In Brooklyn, the progressive left is fracturing over charges of anti-Semitism.

A group of Jewish activists pamphleted an open mic event held last week at Brooklyn Commons, a progressive gathering space in Boerum Hill, condemning the venue’s leadership for partnering with “anti-Semities and white nationalists” — and the scene descended into chaos.

The crowd shouted. Cellphone cameras clicked on, cameras flashed. One man raised a chair over his head threateningly; a pile of papers, a coffee cup and music stand were wielded as weapons.

“I had never seen anything like it a progressive space,” said Michael A. Gould-Wartofsky, a protestor who was yanked off the stage. “I had seen it in neo-Nazi rallies, but never on the left at this tenor. People started … calling me a fascist and a Zionist Jew.”

Organizers at Brooklyn Commons, who protestors say forced them out of the venue amidst the uproar, declined to comment — and some Jewish activists denounced the protest.

No one was hurt, but the incident comes just weeks after Brooklyn Commons hosted anti-Semitic 9/11 conspiracy theorist Christopher Bollyn for a September talk — a move widely condemned by leftist Jewish groups. The Commons did not directly answer charges that Bollyn was anti-Semitic, but did stand by their decision to host him — saying that the rental space was never meant to be a “cozy cocoon” for leftists.
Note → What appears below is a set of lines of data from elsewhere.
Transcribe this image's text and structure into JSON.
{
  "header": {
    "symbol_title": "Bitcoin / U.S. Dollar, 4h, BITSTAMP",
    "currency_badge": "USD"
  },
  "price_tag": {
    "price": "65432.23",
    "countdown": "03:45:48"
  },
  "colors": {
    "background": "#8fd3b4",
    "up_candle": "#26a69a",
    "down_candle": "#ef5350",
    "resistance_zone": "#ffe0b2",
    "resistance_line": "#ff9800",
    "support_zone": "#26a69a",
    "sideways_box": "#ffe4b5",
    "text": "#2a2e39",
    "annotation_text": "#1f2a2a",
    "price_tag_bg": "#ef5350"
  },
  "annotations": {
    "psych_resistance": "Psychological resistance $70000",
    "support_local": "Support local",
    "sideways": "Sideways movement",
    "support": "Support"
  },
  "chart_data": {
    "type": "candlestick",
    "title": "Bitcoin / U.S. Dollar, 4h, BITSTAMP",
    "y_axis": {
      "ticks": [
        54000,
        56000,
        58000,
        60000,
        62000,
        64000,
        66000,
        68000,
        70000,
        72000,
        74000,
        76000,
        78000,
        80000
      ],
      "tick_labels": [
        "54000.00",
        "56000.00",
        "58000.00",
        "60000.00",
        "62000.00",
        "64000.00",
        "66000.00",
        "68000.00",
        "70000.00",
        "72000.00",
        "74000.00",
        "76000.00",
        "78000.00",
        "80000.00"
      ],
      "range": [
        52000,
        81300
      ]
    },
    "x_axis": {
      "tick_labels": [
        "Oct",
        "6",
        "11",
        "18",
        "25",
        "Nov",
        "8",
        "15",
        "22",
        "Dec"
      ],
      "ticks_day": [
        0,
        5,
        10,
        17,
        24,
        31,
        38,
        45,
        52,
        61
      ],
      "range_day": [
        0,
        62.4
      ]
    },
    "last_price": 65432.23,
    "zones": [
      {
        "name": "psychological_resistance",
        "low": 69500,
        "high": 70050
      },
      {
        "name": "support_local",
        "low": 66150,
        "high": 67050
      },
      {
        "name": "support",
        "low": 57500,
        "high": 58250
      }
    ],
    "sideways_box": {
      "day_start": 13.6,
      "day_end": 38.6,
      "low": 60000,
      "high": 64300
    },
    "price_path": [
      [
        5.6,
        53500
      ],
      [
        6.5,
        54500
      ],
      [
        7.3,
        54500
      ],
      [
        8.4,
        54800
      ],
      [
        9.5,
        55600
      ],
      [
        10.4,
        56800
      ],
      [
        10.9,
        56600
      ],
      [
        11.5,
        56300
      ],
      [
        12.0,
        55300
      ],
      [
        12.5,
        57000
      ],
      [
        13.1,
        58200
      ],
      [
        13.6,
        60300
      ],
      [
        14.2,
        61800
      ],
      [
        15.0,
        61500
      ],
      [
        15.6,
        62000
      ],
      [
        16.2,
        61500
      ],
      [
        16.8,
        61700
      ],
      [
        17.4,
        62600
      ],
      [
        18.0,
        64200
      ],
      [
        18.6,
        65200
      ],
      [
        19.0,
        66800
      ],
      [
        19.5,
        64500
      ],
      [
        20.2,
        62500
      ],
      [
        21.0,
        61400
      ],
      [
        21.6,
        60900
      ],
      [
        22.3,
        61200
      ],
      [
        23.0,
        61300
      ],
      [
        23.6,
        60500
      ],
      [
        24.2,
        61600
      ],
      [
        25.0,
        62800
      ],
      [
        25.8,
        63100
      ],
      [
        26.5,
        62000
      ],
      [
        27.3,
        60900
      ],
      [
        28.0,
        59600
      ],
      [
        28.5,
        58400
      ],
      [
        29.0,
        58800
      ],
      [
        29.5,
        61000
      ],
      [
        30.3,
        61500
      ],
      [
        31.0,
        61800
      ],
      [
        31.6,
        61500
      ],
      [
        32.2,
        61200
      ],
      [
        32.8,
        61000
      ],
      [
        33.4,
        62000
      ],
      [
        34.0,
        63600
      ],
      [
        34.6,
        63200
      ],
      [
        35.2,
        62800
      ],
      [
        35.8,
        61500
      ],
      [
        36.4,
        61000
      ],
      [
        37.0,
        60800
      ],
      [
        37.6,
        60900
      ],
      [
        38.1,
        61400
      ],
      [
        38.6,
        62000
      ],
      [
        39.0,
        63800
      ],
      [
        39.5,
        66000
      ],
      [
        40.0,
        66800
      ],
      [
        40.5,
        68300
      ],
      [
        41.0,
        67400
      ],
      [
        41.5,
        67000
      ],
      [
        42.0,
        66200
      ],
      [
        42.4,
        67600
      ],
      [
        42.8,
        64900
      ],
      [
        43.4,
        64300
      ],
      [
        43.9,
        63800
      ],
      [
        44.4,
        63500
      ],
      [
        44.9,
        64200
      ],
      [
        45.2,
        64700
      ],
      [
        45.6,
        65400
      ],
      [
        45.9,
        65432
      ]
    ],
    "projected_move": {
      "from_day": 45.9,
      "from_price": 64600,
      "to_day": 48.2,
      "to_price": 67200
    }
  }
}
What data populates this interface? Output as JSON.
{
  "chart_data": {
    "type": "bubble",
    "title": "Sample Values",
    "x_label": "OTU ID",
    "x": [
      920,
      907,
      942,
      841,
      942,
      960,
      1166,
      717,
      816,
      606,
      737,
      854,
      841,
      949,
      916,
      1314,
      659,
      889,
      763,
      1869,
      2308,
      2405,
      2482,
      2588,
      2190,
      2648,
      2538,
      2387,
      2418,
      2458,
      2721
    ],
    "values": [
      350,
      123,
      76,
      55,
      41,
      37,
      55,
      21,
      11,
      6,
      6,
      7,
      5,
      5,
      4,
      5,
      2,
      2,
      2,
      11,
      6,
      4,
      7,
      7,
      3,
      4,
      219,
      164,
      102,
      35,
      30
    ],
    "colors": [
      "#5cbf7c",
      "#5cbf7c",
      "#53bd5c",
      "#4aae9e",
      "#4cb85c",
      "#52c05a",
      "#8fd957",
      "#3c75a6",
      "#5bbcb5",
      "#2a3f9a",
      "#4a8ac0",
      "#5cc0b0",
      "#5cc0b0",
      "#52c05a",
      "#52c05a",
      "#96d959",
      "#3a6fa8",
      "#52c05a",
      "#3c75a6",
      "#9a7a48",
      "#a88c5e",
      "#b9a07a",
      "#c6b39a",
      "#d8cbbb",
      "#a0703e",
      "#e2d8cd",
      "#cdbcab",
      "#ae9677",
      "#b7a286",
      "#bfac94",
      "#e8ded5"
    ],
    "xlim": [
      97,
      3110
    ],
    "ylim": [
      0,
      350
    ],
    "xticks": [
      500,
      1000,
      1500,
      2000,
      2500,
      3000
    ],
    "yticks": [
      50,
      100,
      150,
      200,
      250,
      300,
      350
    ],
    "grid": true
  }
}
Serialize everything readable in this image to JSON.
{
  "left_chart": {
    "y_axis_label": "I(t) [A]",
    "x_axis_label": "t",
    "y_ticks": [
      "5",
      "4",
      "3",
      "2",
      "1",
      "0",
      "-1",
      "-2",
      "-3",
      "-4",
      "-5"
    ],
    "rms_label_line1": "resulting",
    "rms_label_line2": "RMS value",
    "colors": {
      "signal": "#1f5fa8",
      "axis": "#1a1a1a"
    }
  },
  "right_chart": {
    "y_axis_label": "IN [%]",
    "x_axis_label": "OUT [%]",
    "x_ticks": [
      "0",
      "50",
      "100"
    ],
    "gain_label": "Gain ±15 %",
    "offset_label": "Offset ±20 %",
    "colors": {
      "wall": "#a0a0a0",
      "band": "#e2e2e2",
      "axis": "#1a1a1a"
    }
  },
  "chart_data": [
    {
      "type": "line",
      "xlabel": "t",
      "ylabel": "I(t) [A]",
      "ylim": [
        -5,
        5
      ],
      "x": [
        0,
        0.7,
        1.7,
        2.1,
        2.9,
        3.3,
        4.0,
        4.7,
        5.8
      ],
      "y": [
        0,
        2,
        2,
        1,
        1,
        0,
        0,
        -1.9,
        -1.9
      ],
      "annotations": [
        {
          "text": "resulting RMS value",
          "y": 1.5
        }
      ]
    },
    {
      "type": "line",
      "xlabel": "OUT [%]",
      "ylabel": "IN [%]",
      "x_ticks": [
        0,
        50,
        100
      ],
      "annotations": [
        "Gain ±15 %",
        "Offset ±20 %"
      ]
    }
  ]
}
The entire fiasco also prompted wider soul-searching within parts of the Jewish left, as activist groups struggle to distinguish political criticism of Israel from what they see as more deep-seated anti-Semitism. Anti-occupation groups IfNotNow and Jewish Voice for Peace — whose members themselves are branded as anti-Semitic for their criticism of Israel — scrambled to condemn Bollyn rhetoric.

On the heels of the Bollyn event, JVP issued a “policy statement” defining anti-Semitism, seeking to distinguish “real anti-Semitism” from “problematic definitions,” like the ones leveled against them.

The new policy statement was put to the test just weeks later.

JVP condemned Miko Peled, a leftist Israeli writer, for expressing what they said were anti-Semitic views on Facebook. Other leftists pushed back, one condemning Vilkomerson as a “Zionist in the closet.” A few days later, the JVP dialed back its condemnation of Peled.

Gould-Wartofsky, who is a PhD candidate at New York University and also wrote a book chronicling the early days of the Occupy Wall Street protests, said that he would not seek to report the altercation at Brooklyn Commons to police.

He suggests that what’s at stake is competing definitions of anti-Semitism and the thorny question of when anti-Zionism becomes anti-Semitism.

“I have seen anti-Semitism on the left before,” said Gould-Wartofksy. “There are corners in the left that interact with the far right and see themselves on the same page.”

Not everyone at the Brooklyn event saw things from Gould-Wartofsky’s perspective. In a public Facebook post posted after the event, Mitchel Cohen, a Brooklyn Commons supporter, called Gould-Wartofsky’s group “white fascists” who disrupted a “gathering of mostly people of color” and “ranted at the people of color and leftists there.”

The group called themselves “Jewish Antifascist Action,” Cohen noted, but charged: “the so-called ‘anti-racists’… were as racist as can be.”